Opera's Second Death
The Great Quail
quail at libyrinth.com
Sat Dec 15 11:38:38 CST 2001
>"Operas are about the meaning of love and life, and
>also very much about the meaning of death. Opera as a
>form, however, might even be dead itself. The last
>great operas are said to be those written around 1900."
Oh, hogwash. Opera as a musical form has changed along with classical
music itself, and this century is filled with "great operas,"
including those by Strauss and the late Puccini, Schoenberg's "Moses
und Aron," Alban Berg's two masterworks "Wozzeck" and "Lulu,"
Shostakovich's brilliant "Lady MacBeth of Mtsensk," Prokoviev's
"Three Oranges" and "Fiery Angel," Bartok's "Bluebeard's Castle,"
Benjamin Britten's numerous works, Messaien's "St. Francis of
Assisi," Philip Glass' "Satyagraha," "Akhnaten," and "White Raven"

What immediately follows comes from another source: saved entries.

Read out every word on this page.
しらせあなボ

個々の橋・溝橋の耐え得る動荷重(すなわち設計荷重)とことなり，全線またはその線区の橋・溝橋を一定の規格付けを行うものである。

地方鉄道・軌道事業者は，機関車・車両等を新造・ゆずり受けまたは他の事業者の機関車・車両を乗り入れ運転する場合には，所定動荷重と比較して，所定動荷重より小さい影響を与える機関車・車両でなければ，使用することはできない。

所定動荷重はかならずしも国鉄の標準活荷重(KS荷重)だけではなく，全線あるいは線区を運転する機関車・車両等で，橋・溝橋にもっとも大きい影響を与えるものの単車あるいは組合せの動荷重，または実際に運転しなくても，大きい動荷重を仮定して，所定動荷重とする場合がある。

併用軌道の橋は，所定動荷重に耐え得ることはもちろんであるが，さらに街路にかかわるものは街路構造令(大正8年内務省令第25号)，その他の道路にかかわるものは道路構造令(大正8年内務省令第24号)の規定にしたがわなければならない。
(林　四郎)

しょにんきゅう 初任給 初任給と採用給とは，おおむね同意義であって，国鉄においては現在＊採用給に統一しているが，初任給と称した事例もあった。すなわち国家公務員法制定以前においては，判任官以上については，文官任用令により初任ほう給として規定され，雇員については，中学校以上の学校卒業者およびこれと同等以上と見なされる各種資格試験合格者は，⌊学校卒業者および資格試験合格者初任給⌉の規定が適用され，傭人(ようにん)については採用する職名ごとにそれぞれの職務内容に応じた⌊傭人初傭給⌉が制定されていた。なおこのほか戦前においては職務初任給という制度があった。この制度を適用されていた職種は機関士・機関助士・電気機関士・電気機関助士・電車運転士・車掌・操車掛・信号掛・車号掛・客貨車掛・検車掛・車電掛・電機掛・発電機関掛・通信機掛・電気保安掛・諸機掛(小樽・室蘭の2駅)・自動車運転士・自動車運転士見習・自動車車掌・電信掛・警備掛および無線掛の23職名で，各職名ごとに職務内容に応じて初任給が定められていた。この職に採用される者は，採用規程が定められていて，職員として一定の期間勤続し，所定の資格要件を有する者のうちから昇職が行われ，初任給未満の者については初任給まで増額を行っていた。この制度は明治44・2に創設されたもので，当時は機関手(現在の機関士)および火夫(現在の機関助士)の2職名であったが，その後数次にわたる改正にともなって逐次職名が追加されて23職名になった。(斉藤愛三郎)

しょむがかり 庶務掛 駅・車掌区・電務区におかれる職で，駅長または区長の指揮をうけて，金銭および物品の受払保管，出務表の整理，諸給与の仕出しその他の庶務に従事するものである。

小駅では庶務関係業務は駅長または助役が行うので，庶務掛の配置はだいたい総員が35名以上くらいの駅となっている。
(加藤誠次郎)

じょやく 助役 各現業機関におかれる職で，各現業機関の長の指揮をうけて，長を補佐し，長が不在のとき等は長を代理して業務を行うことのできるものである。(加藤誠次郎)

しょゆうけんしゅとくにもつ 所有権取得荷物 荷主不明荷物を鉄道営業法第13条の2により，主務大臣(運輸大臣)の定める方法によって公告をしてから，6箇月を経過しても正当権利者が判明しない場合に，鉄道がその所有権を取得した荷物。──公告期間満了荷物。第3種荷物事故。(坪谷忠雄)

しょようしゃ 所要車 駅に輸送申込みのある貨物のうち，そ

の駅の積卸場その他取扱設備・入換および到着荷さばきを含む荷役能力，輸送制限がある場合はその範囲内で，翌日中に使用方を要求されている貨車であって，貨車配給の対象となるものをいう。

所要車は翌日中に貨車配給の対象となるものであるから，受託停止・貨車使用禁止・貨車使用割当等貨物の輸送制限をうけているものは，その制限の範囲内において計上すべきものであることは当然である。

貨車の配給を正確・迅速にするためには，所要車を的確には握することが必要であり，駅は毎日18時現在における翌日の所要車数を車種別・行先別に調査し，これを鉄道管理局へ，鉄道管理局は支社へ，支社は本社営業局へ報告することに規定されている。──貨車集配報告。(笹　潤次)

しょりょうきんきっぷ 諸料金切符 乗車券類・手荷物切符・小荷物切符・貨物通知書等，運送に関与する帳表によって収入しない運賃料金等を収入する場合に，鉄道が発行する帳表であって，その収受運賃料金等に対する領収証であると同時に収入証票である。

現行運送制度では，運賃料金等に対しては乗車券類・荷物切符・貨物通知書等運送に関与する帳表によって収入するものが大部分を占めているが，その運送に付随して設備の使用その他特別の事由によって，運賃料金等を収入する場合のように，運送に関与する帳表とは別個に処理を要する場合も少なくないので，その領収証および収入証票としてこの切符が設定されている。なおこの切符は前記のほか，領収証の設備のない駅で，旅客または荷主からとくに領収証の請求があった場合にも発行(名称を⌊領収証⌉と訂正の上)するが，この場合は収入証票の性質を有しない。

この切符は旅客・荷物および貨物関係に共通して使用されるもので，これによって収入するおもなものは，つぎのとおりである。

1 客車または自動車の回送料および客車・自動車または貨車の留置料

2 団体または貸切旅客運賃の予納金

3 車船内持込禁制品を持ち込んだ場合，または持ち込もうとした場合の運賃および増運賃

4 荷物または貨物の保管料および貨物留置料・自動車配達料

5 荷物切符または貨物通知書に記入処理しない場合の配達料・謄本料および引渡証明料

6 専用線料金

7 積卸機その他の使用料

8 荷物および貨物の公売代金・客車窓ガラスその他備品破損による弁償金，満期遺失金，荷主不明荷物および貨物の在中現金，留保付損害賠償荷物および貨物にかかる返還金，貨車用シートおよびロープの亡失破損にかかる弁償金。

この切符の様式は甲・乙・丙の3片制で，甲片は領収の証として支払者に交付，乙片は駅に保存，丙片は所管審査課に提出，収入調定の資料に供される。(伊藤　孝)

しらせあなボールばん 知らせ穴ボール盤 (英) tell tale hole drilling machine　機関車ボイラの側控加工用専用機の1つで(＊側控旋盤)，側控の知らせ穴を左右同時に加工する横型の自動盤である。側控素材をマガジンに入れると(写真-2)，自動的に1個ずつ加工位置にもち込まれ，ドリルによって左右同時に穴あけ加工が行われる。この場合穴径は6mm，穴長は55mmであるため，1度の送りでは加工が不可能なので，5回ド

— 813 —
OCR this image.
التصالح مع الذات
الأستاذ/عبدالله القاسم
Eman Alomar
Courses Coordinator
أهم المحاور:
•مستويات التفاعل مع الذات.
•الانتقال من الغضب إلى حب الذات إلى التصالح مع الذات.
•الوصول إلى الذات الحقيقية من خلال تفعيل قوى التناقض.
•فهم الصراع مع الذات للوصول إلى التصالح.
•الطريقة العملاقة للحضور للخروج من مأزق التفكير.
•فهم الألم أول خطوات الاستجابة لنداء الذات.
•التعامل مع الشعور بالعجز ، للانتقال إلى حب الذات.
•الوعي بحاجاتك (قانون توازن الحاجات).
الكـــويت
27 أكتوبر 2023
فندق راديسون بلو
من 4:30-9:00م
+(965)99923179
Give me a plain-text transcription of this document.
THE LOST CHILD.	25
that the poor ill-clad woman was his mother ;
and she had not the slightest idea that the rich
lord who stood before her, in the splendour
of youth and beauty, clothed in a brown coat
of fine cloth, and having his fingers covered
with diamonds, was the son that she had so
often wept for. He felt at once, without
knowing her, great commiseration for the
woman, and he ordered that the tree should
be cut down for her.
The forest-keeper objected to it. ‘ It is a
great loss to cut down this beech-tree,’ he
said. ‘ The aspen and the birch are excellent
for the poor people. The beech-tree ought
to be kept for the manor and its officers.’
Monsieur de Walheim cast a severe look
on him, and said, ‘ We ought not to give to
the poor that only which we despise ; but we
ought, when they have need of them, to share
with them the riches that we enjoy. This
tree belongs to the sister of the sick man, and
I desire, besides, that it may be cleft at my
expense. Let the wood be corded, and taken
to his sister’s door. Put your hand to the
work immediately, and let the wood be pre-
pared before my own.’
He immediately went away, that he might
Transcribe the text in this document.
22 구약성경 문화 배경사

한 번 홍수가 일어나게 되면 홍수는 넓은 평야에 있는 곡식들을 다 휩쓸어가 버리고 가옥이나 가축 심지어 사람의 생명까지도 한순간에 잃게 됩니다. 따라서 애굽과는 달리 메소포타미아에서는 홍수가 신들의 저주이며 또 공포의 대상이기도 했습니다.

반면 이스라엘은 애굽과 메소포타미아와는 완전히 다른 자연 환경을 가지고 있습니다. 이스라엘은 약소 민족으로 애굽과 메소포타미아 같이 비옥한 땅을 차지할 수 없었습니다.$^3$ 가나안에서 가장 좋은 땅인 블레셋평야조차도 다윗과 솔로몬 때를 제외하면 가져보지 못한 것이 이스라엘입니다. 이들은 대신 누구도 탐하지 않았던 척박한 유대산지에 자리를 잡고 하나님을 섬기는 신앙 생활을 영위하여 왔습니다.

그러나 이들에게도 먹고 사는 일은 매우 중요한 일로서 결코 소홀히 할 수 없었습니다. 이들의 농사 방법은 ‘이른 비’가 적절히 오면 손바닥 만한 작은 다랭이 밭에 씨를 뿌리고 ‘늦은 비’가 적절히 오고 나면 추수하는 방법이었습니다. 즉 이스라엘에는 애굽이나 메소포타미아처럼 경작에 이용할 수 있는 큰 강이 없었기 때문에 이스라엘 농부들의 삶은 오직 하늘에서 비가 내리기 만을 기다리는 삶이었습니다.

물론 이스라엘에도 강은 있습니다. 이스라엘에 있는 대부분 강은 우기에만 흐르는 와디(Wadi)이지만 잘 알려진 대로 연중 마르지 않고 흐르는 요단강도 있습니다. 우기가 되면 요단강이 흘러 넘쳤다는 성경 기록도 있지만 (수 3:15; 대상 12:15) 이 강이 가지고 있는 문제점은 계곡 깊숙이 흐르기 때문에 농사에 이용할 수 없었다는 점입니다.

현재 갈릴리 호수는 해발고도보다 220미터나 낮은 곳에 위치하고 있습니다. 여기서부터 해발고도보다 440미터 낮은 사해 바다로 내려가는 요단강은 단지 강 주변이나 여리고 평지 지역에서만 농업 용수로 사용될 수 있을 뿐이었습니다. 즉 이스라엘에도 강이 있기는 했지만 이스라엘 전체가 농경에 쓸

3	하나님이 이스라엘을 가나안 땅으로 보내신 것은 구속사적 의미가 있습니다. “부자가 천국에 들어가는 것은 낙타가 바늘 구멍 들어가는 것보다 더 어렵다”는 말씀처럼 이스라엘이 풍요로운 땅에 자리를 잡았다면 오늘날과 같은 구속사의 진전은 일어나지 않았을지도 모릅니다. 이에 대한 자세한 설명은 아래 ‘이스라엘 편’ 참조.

(just to name three gems among many great operas penned by Glass),
John Adams' "Nixon in China".... And there's always lesser-heard
works by Gian Carlo Menotti, Jack Beeson, Virgil Thomson, William
Bolcolm, John Corligiano, Daniel Catan.... Not to mention exciting
new avant garde works by Sir Harrison Birtwistle, Gyorgi Ligeti,
Louis Andriessen, Steve Reich, Heinz Holliger, Peter Eotvos, Thomas
Ades....
It sounds more to me that the authors are stuck in the Italian/Wagner
Romantic mode, and are lamenting nothing more than the death of the
sort of accessible music they can relate to easily. It's like someone
claiming that there were no "great novels" written after Dickens.